I’ve gone in-depth on the structure of CRX files, but left out a crucial portion for anyone looking to host their own CRX from a server.

In order to get the advantages of auto-updating your extension, you’ll need to host an autoupdate manifest file. From the documentation of this feature, the file should be similar to the following:

<?xml version='1.0' encoding='UTF-8'?>
<gupdate xmlns='http://www.google.com/update2/response' protocol='2.0'>
  <app appid='aaaaaaaaaaaaaaaaaaaaaaaaaaaaaaaa'>
    <updatecheck codebase='http://example.com/extension.crx' version='2.0' />

Note that the appid attribute requires the 32 character long identifier for the extension (the same one printed in each extension’s listing on the chrome://extensions page).

While it’s easy enough to obtain this value by installing an extension and copying and pasting from the extensions information page, this approach is not ideal if you’re generating your own signing keys, which the previous article covered in depth.

I thought it might be good to cover that as an addendum here. Luckily, Erik Kay explained the format of this number in this post on StackOverflow:

To be precise, it's the first 128 bits of the SHA256 of an RSA public key encoded in base 16. Another random bit of trivia is that the encoding uses a-p instead of 0-9a-f. The reason is that leading numeric characters in the host field of an origin can wind up being treated as potential IP addresses by Chrome. We refer to it internally as "mpdecimal" after the guy who came up with it.

Generating the number is easy enough, especially considering that I’ve already covered the process to obtain an RSA public key.

Here’s the code from last time, which generates the key and DER encodes it:

from pyasn1.codec.der import encoder
from pyasn1.type import univ
from Crypto.PublicKey import RSA
import os


# Generate an RSA key
rsakey = RSA.generate(1024, os.urandom)

# Get a RSAPublicKey structure
pkinfo = univ.Sequence()
pkinfo.setComponentByPosition(0, univ.Integer(rsakey.n))
pkinfo.setComponentByPosition(1, univ.Integer(rsakey.e))

#Convert the key into a bit string
def to_bitstring(self, num):
  buf = ''
  while num > 1:
    buf = str(num &amp; 1) + buf
    num = num >> 1
  buf = str(num) + buf
  return buf
pklong = long(encoder.encode(pkinfo).encode('hex'), 16)
pkbitstring = univ.BitString("'00%s'B" % to_bitstring(pklong))

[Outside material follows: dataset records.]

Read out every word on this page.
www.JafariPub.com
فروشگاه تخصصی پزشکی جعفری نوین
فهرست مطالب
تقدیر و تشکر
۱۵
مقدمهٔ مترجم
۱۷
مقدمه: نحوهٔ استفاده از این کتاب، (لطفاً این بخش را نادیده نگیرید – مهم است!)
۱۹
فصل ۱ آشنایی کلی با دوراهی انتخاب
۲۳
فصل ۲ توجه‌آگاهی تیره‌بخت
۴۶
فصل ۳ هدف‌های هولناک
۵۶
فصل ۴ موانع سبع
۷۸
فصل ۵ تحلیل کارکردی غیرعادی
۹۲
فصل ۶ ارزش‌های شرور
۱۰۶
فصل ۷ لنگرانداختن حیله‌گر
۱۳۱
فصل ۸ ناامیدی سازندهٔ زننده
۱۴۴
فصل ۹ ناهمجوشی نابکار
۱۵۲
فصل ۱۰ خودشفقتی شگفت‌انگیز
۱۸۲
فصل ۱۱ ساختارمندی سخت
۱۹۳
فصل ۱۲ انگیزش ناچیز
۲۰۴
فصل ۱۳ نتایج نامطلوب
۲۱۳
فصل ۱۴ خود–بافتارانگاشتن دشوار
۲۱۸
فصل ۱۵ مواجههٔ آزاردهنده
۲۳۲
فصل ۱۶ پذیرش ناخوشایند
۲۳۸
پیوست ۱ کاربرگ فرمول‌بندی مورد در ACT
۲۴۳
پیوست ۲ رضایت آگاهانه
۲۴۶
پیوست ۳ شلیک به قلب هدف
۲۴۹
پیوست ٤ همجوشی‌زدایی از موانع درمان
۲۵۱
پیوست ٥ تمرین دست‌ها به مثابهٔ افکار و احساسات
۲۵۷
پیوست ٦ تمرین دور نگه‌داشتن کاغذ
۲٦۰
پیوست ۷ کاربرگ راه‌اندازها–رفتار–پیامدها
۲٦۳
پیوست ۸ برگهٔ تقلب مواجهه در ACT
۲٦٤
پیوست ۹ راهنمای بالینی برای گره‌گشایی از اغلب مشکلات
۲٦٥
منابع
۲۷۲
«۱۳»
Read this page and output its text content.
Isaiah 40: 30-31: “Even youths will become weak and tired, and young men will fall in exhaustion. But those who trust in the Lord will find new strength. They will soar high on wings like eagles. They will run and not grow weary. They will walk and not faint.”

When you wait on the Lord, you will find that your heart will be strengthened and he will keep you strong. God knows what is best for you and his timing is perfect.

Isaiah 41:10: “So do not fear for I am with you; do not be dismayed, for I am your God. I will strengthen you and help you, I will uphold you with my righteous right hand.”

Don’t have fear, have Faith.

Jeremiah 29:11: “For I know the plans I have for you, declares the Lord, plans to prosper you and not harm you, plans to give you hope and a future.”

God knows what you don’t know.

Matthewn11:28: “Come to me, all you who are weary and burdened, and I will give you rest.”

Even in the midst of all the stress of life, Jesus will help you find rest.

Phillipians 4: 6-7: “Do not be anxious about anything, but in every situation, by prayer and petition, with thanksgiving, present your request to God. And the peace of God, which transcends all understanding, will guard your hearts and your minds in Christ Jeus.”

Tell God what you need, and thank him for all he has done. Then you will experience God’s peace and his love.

# Get the rsaEncryption identifier:
idrsaencryption = univ.ObjectIdentifier('1.2.840.113549.1.1.1')

# Get the AlgorithmIdentifier for rsaEncryption
idinfo = univ.Sequence()
idinfo.setComponentByPosition(0, idrsaencryption)
idinfo.setComponentByPosition(1, univ.Null(''))

# Get the SubjectPublicKeyInfo structure
publickeyinfo = univ.Sequence()
publickeyinfo.setComponentByPosition(0, idinfo)
publickeyinfo.setComponentByPosition(1, pkbitstring)

# Encode the public key structure
publickey = encoder.encode(publickeyinfo)

The result is that publickey contains the raw bytes of a DER encoded RSA public key.

According to Erik’s instructions, we need to generate the sha256 hash of this key, then take the first 128 bits and encode it to hex. 128 bits worth of hex is 32 characters, so we’ll use the Python hashlib module to sha256 the public key, and pull the first 32 characters from the hex version of the hash:

import hashlib


digest = hashlib.sha256(publickey).hexdigest()[:32]

Finally, encode the “mpdecimal” version of the hex-encoded digest variable. This just involves shifting each character in the hex string over by 10 characters:

extension_id = ''.join(["abcdefghijklmnop"[int(i,16)] for i in digest])

VoilĂ ! extension_id now contains a 32 character string that represents the extension’s ID number. This is suitable for including in the extension’s autoupdate manifest file, as described above.